The trouble with salami-slicing is that it doesn’t stop just because you do. A judicious trade-off of competing considerations is vulnerable to salami-slicing from both directions. You can calibrate the viciousness of the torture as finely as you like to make sure that it matches the urgency of the situation. But you can’t calibrate the torture candidate strapped down before you. Once you’re in the torture business, what justification is there for banning (as Krauthammer would) the torture of official prisoners of war, no matter how many innocent lives this might cost? If you are willing to torture a “high level” terrorist in order to save innocent lives, why should you spare a low-level terrorist at the same awful cost? What about a minor accomplice?

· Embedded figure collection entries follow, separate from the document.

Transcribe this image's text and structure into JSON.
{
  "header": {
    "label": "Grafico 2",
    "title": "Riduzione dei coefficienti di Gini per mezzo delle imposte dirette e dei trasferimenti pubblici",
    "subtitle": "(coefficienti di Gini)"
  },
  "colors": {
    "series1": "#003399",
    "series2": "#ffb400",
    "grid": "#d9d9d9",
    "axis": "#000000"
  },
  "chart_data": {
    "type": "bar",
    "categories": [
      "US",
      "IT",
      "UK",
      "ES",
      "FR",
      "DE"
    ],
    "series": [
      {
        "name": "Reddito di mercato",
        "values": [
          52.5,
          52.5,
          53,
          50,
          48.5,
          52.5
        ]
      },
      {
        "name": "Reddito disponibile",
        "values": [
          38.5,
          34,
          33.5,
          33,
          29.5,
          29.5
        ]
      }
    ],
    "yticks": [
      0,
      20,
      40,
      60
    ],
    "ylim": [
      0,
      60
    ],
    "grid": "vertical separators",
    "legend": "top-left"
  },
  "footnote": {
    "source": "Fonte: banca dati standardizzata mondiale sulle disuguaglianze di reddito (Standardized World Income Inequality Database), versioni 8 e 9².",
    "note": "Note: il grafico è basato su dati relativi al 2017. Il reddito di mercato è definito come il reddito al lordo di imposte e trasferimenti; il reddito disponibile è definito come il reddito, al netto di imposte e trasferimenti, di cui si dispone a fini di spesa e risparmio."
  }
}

… In this cold, hard world, allegedly facing a challenge greater than any the civilized world has faced before, would you torture an innocent individual for five minutes in order to spare a million innocents from death? These would be wartime deaths, many of them more painful and grotesque than the laboratory torture you are sparing one lone individual. If you say yes, go ahead and torture an innocent person, you have pretty much abandoned the various exquisite moral distinctions that eased your previous abandonment of an absolute ban on torture. But if you say no, my own moral hygiene, or my country’s, forbids the torture of an innocent individual, even if the indirect but predictable consequence is a million human deaths, you are more or less back in the camp of the anti-torture absolutists whose simple-minded moral vanity you find so irritating.

U.S. Attorney General Eric Holder dismissed the concept when presented with a ticking time bomb hypothetical in 2009. In the wake of Osama bin Laden’s death last year, Conor Freidersdorf noted the “morally corrosive slippery slope” that torture apologists found themselves on.

Pressed after QP yesterday about Vic Toews’ chosen scenario, Jack Harris ultimately dismissed the premise.

This is the mythology that’s been built around torture, that torture can be used to extract true information. In fact, it’s been proven to be and shown to be totally unreliable.